The decision also brings a new perspective on the competence of data protection authorities. Although Member States’ data protection authorities are required to monitor data protection compliance independently based on applicable law, they may not be able to directly sanction non-compliance where the respective establishment is based in another Member State. In this situation, the authority can only investigate the facts and inform the relevant authority where the controller is established of its findings. The latter authority may then impose relevant sanctions if it chooses to do so.
The court’s broad interpretation of “establishment” risks eliminating the long-standing “country of origin” principle whereby a company incorporated or registered in only one Member State has to observe the data protection law of only that Member State (even when it processes personal data about individuals resident elsewhere in other Member States). The impact of this judgement may be superseded by the new EU Data Protection regulation which is on the horizon and which attempts to set up a “one stop shop” for data protection law. However, for now, the judgement creates another significant issue to consider when processing personal data in the EU.

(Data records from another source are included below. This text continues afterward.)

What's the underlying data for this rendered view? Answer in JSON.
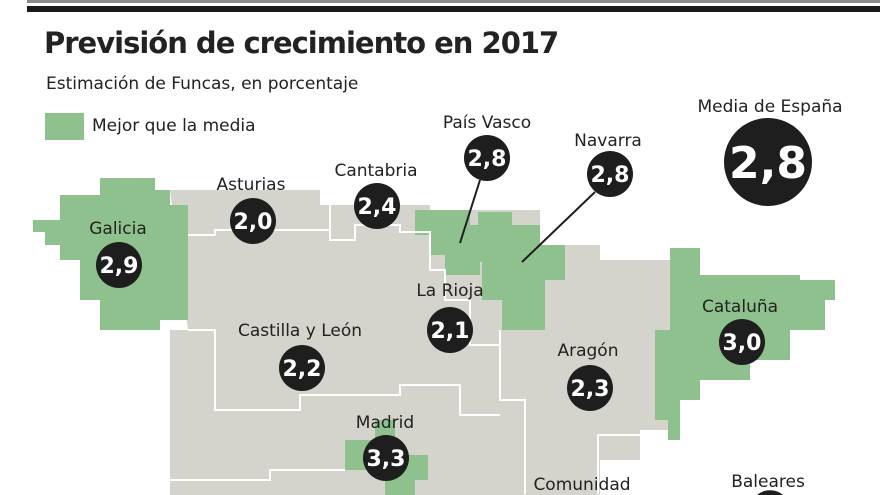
{
  "title": "Previsión de crecimiento en 2017",
  "subtitle": "Estimación de Funcas, en porcentaje",
  "legend": {
    "label": "Mejor que la media",
    "color": "#8fc18f"
  },
  "colors": {
    "better": "#8fc18f",
    "other": "#d4d3cc",
    "badge": "#1e1e1e"
  },
  "national": {
    "label": "Media de España",
    "value": "2,8"
  },
  "regions": [
    {
      "name": "Galicia",
      "value": "2,9",
      "better": true
    },
    {
      "name": "Asturias",
      "value": "2,0",
      "better": false
    },
    {
      "name": "Cantabria",
      "value": "2,4",
      "better": false
    },
    {
      "name": "País Vasco",
      "value": "2,8",
      "better": true
    },
    {
      "name": "Navarra",
      "value": "2,8",
      "better": true
    },
    {
      "name": "La Rioja",
      "value": "2,1",
      "better": false
    },
    {
      "name": "Castilla y León",
      "value": "2,2",
      "better": false
    },
    {
      "name": "Aragón",
      "value": "2,3",
      "better": false
    },
    {
      "name": "Cataluña",
      "value": "3,0",
      "better": true
    },
    {
      "name": "Madrid",
      "value": "3,3",
      "better": true
    },
    {
      "name": "Comunidad",
      "value": "",
      "better": false
    },
    {
      "name": "Baleares",
      "value": "",
      "better": false
    }
  ]
}
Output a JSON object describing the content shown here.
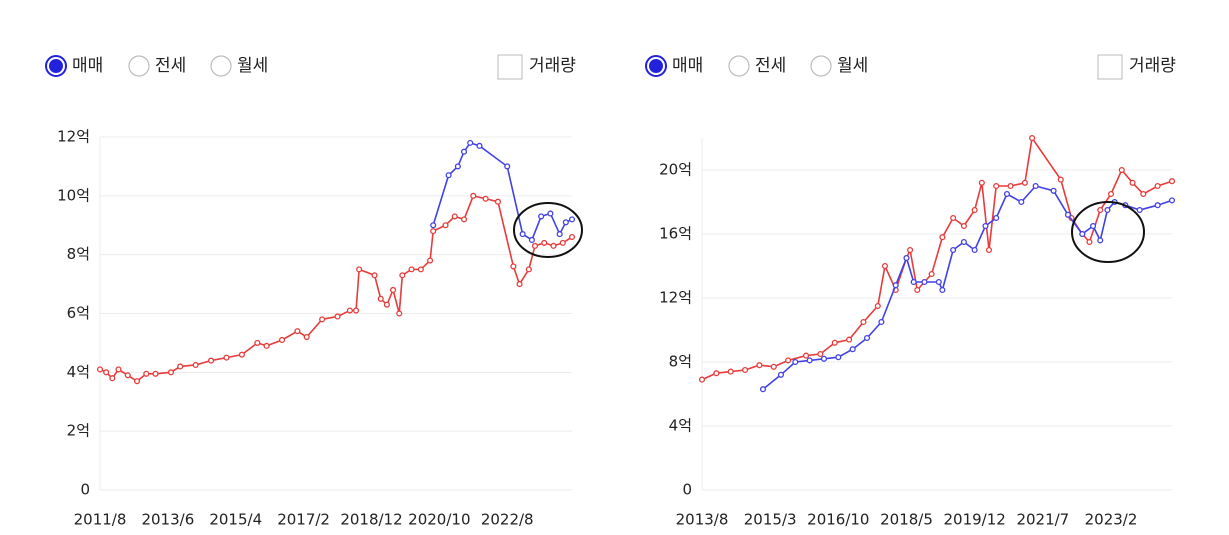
{
  "controls": [
    {
      "options": [
        "매매",
        "전세",
        "월세"
      ],
      "selected": 0,
      "checkbox": "거래량"
    },
    {
      "options": [
        "매매",
        "전세",
        "월세"
      ],
      "selected": 0,
      "checkbox": "거래량"
    }
  ],
  "chart_data": [
    {
      "type": "line",
      "xlim": [
        "2011/8",
        "2024/5"
      ],
      "xticks": [
        "2011/8",
        "2013/6",
        "2015/4",
        "2017/2",
        "2018/12",
        "2020/10",
        "2022/8"
      ],
      "ylim": [
        0,
        12
      ],
      "yticks": [
        0,
        {
          "value": 2,
          "label": "2억"
        },
        {
          "value": 4,
          "label": "4억"
        },
        {
          "value": 6,
          "label": "6억"
        },
        {
          "value": 8,
          "label": "8억"
        },
        {
          "value": 10,
          "label": "10억"
        },
        {
          "value": 12,
          "label": "12억"
        }
      ],
      "grid": true,
      "series": [
        {
          "color": "#e83b3b",
          "x": [
            "2011/8",
            "2011/10",
            "2011/12",
            "2012/2",
            "2012/5",
            "2012/8",
            "2012/11",
            "2013/2",
            "2013/7",
            "2013/10",
            "2014/3",
            "2014/8",
            "2015/1",
            "2015/6",
            "2015/11",
            "2016/2",
            "2016/7",
            "2016/12",
            "2017/3",
            "2017/8",
            "2018/1",
            "2018/5",
            "2018/7",
            "2018/8",
            "2019/1",
            "2019/3",
            "2019/5",
            "2019/7",
            "2019/9",
            "2019/10",
            "2020/1",
            "2020/4",
            "2020/7",
            "2020/8",
            "2020/12",
            "2021/3",
            "2021/6",
            "2021/9",
            "2022/1",
            "2022/5",
            "2022/10",
            "2022/12",
            "2023/3",
            "2023/5",
            "2023/8",
            "2023/11",
            "2024/2",
            "2024/5"
          ],
          "values": [
            4.1,
            4.0,
            3.8,
            4.1,
            3.9,
            3.7,
            3.95,
            3.95,
            4.0,
            4.2,
            4.25,
            4.4,
            4.5,
            4.6,
            5.0,
            4.9,
            5.1,
            5.4,
            5.2,
            5.8,
            5.9,
            6.1,
            6.1,
            7.5,
            7.3,
            6.5,
            6.3,
            6.8,
            6.0,
            7.3,
            7.5,
            7.5,
            7.8,
            8.8,
            9.0,
            9.3,
            9.2,
            10.0,
            9.9,
            9.8,
            7.6,
            7.0,
            7.5,
            8.3,
            8.4,
            8.3,
            8.4,
            8.6
          ]
        },
        {
          "color": "#4141e6",
          "x": [
            "2020/8",
            "2021/1",
            "2021/4",
            "2021/6",
            "2021/8",
            "2021/11",
            "2022/8",
            "2023/1",
            "2023/4",
            "2023/7",
            "2023/10",
            "2024/1",
            "2024/3",
            "2024/5"
          ],
          "values": [
            9.0,
            10.7,
            11.0,
            11.5,
            11.8,
            11.7,
            11.0,
            8.7,
            8.5,
            9.3,
            9.4,
            8.7,
            9.1,
            9.2
          ]
        }
      ]
    },
    {
      "type": "line",
      "xlim": [
        "2013/8",
        "2024/7"
      ],
      "xticks": [
        "2013/8",
        "2015/3",
        "2016/10",
        "2018/5",
        "2019/12",
        "2021/7",
        "2023/2"
      ],
      "ylim": [
        0,
        22
      ],
      "yticks": [
        0,
        {
          "value": 4,
          "label": "4억"
        },
        {
          "value": 8,
          "label": "8억"
        },
        {
          "value": 12,
          "label": "12억"
        },
        {
          "value": 16,
          "label": "16억"
        },
        {
          "value": 20,
          "label": "20억"
        }
      ],
      "grid": true,
      "series": [
        {
          "color": "#e83b3b",
          "x": [
            "2013/8",
            "2013/12",
            "2014/4",
            "2014/8",
            "2014/12",
            "2015/4",
            "2015/8",
            "2016/1",
            "2016/5",
            "2016/9",
            "2017/1",
            "2017/5",
            "2017/9",
            "2017/11",
            "2018/2",
            "2018/5",
            "2018/6",
            "2018/8",
            "2018/12",
            "2019/3",
            "2019/6",
            "2019/9",
            "2019/12",
            "2020/2",
            "2020/4",
            "2020/6",
            "2020/10",
            "2021/2",
            "2021/4",
            "2021/12",
            "2022/3",
            "2022/6",
            "2022/8",
            "2022/11",
            "2023/2",
            "2023/5",
            "2023/8",
            "2023/11",
            "2024/3",
            "2024/7"
          ],
          "values": [
            6.9,
            7.3,
            7.4,
            7.5,
            7.8,
            7.7,
            8.1,
            8.4,
            8.5,
            9.2,
            9.4,
            10.5,
            11.5,
            14.0,
            12.5,
            14.5,
            15.0,
            12.5,
            13.5,
            15.8,
            17.0,
            16.5,
            17.5,
            19.2,
            15.0,
            19.0,
            19.0,
            19.2,
            22.0,
            19.4,
            17.0,
            16.0,
            15.5,
            17.5,
            18.5,
            20.0,
            19.2,
            18.5,
            19.0,
            19.3
          ]
        },
        {
          "color": "#4141e6",
          "x": [
            "2015/1",
            "2015/6",
            "2015/10",
            "2016/2",
            "2016/6",
            "2016/10",
            "2017/2",
            "2017/6",
            "2017/10",
            "2018/2",
            "2018/5",
            "2018/7",
            "2018/10",
            "2019/2",
            "2019/3",
            "2019/6",
            "2019/9",
            "2019/12",
            "2020/3",
            "2020/6",
            "2020/9",
            "2021/1",
            "2021/5",
            "2021/10",
            "2022/2",
            "2022/6",
            "2022/9",
            "2022/11",
            "2023/1",
            "2023/3",
            "2023/6",
            "2023/10",
            "2024/3",
            "2024/7"
          ],
          "values": [
            6.3,
            7.2,
            8.0,
            8.1,
            8.2,
            8.3,
            8.8,
            9.5,
            10.5,
            12.8,
            14.5,
            13.0,
            13.0,
            13.0,
            12.5,
            15.0,
            15.5,
            15.0,
            16.5,
            17.0,
            18.5,
            18.0,
            19.0,
            18.7,
            17.2,
            16.0,
            16.5,
            15.6,
            17.5,
            18.0,
            17.8,
            17.5,
            17.8,
            18.1
          ]
        }
      ]
    }
  ]
}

Up until now, many business have adopted the (clearly now more risky) strategy of incorporating an entity in one particular Member State and nominating that entity as the data controller for the purposes of EU data protection law. As such, it was previously considered that the organisation must comply with the data protection laws of only that Member State. This is no longer the correct approach if you as a data controller are “established” elsewhere. Obviously, a number of businesses have always sought to comply with the higher bar in this area.
The broader interpretation of what constitutes an establishment could trigger the full range of compliance requirements that apply across Member States, including making filings with the authority and complying with each Member State’s variants in interpretation. It also means that claims and complaints can be made to the local data protection authority by the individuals affected.
For those companies who are not already operating in this way, they may need to revisit their EU data protection strategy if they offer their services via the internet in various jurisdictions and should carefully consider where to locate their staff and other facilities if they do not want to be deemed subject to data protection compliance in multiple Member States.